In common, surgical treatment of VA includes aneurysmal exclusion or excision and, if necessary, reconstruction of the vessels or resection of the ischemic organ.^3,4 Although a laparoscopic approach is reported to be feasible, especially for splenic artery aneurysm,^2,16,17 the incision to extract the specimen is essential. In this case, the aneurysm was 4.5 cm in diameter, and intracorporeal mobilization was unnecessary because the lesion was located in the distal part of the SMA. Thus, we considered that aneurysmal excision could be performed via a single 4-cm incision with a wound retractor. In addition, by using mini-laparotomy, the surgeon could confirm the arterial pulsation at their finger and control unexpected bleeding more easily and safely.

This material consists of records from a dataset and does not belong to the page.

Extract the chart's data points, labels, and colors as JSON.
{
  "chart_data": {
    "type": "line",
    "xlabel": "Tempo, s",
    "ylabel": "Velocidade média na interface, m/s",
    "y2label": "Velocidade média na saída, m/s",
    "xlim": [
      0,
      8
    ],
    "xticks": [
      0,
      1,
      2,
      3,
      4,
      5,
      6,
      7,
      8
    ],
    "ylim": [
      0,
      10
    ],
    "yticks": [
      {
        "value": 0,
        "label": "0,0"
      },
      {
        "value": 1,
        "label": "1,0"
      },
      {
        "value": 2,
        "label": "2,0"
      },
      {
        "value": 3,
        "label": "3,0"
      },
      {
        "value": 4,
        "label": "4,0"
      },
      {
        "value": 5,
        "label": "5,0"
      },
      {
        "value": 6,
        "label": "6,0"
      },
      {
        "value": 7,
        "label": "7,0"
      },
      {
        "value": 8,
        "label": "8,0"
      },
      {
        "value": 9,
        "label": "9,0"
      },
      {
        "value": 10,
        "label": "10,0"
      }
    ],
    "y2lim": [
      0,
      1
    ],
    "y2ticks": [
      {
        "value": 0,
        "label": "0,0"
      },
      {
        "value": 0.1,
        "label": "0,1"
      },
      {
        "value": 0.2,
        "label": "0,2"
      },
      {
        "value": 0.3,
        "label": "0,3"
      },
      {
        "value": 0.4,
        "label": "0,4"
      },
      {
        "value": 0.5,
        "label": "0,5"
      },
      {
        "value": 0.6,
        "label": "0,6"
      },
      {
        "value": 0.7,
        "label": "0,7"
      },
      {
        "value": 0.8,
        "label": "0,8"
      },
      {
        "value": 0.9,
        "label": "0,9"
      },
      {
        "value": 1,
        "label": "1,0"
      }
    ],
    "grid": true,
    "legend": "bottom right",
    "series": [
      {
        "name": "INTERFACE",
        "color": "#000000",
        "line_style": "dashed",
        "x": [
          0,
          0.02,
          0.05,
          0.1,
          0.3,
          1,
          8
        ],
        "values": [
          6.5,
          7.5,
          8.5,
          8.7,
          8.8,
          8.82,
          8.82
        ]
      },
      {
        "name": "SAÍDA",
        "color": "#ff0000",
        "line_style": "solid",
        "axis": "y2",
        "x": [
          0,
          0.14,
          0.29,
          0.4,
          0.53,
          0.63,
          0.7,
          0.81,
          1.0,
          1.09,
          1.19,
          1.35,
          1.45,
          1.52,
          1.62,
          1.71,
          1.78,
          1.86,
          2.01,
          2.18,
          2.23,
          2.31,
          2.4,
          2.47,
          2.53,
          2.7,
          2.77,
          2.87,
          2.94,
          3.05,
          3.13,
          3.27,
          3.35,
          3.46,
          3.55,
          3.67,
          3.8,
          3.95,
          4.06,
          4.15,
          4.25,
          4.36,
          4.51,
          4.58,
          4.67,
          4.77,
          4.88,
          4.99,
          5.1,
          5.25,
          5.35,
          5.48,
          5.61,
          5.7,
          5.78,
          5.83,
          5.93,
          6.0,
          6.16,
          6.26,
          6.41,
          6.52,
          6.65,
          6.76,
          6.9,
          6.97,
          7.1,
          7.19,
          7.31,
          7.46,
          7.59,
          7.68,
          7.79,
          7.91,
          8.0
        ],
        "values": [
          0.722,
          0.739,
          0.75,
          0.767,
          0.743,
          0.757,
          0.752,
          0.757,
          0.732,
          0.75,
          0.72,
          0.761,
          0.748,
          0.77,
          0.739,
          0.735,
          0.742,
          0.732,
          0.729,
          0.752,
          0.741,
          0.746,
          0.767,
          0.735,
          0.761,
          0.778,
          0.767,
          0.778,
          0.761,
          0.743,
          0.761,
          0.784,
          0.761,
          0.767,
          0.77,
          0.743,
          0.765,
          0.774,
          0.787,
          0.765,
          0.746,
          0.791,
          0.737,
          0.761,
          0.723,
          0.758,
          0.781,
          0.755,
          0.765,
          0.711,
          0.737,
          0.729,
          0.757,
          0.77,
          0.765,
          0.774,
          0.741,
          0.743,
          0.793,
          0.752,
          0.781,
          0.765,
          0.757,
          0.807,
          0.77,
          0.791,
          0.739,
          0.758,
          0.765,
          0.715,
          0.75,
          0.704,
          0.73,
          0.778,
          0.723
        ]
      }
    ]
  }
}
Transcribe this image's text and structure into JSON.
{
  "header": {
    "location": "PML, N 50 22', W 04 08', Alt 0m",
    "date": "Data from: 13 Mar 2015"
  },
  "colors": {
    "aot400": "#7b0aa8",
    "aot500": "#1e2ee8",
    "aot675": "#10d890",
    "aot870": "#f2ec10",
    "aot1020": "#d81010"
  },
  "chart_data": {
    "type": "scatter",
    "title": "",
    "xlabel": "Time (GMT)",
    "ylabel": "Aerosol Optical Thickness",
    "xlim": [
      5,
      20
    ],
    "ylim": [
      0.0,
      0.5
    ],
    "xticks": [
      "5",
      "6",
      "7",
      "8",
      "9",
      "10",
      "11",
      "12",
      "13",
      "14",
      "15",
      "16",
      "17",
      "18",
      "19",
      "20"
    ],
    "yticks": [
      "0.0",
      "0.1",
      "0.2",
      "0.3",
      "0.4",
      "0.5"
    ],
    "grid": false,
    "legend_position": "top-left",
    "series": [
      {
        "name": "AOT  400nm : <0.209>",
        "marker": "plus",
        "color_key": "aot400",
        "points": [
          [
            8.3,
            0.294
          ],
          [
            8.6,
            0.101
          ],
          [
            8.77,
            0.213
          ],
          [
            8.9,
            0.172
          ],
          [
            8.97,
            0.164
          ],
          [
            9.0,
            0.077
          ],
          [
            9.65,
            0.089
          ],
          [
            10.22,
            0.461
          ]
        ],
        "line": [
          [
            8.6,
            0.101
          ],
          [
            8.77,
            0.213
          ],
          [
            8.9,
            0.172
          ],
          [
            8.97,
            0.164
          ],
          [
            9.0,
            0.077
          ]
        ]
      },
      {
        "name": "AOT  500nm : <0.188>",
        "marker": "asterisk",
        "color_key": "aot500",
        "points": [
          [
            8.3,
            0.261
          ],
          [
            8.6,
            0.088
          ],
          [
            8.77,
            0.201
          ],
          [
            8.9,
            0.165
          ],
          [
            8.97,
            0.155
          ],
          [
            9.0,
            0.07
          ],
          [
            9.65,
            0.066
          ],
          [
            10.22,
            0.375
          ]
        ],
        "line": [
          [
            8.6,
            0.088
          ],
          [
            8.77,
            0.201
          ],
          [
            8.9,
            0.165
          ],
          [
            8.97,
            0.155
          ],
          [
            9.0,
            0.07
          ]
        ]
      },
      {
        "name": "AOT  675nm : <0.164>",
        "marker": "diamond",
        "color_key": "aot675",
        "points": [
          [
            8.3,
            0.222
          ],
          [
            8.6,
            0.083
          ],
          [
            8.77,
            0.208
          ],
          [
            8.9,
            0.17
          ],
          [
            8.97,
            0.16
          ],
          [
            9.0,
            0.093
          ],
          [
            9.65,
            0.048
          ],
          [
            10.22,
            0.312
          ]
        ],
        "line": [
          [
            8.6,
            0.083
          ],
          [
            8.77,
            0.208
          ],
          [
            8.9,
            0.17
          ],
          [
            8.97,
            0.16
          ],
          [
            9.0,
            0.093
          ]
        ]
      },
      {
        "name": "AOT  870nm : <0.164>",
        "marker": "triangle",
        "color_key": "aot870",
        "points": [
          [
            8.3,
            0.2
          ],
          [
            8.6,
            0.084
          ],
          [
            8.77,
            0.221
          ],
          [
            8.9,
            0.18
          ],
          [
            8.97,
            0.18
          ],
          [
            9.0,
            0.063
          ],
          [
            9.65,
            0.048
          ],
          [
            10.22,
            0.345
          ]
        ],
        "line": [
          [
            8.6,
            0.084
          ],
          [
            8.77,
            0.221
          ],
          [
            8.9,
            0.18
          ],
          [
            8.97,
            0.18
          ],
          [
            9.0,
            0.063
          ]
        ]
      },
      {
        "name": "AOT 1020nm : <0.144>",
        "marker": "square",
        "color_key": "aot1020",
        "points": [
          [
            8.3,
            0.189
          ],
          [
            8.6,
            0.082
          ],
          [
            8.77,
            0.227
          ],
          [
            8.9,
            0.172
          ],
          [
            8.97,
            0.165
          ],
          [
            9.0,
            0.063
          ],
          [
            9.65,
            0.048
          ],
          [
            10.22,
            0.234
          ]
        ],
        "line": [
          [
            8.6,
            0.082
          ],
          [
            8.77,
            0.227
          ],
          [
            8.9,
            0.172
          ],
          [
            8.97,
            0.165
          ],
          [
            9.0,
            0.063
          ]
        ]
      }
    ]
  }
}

ET is a choice of treatment for VA.^18,19 ET contains transcatheter embolization and covered stent placement, which can be performed under local anesthesia without abdominal incision. Therefore, it is widely adopted for the treatment of VAs including SMAA, especially for patients with poor surgical risk. Morbidity of surgical treatment is reported to be 0% to 5%, with excellent long-term durability.¹⁶ However, success rates of ET in the literature have varied from 75% to 100%, with morbidity rates ranging from 14% to 25%.⁵ Incomplete aneurysm exclusion requires further intervention or surgical treatment. In addition, it is reported that ET is not feasible when the lesion has several collateral arteries, a large diameter, or a short distance to the visceral organ.^8,20 In this case, the aneurysm was located in the near side of both marginal arteries and intestinal wall, and the patient had no particular surgical risk.

Although the natural history of VA is still unclear, several series have documented that patients treated for VA have a good prognosis.^4,6–8,21 For example, Marone et al have reported that the overall 10-year survival rate after the treatment of VA is 68%.⁸

Conclusion

We have described the first case of peripheral SMAA associated with Takayasu's arteritis that was successfully resected using a mini-laparotomy method without impairing the vascularity of the ileum.

Mini-laparotomy is a safe and less-invasive approach to treat SMAA, especially when the lesion is located in the distal part of the artery.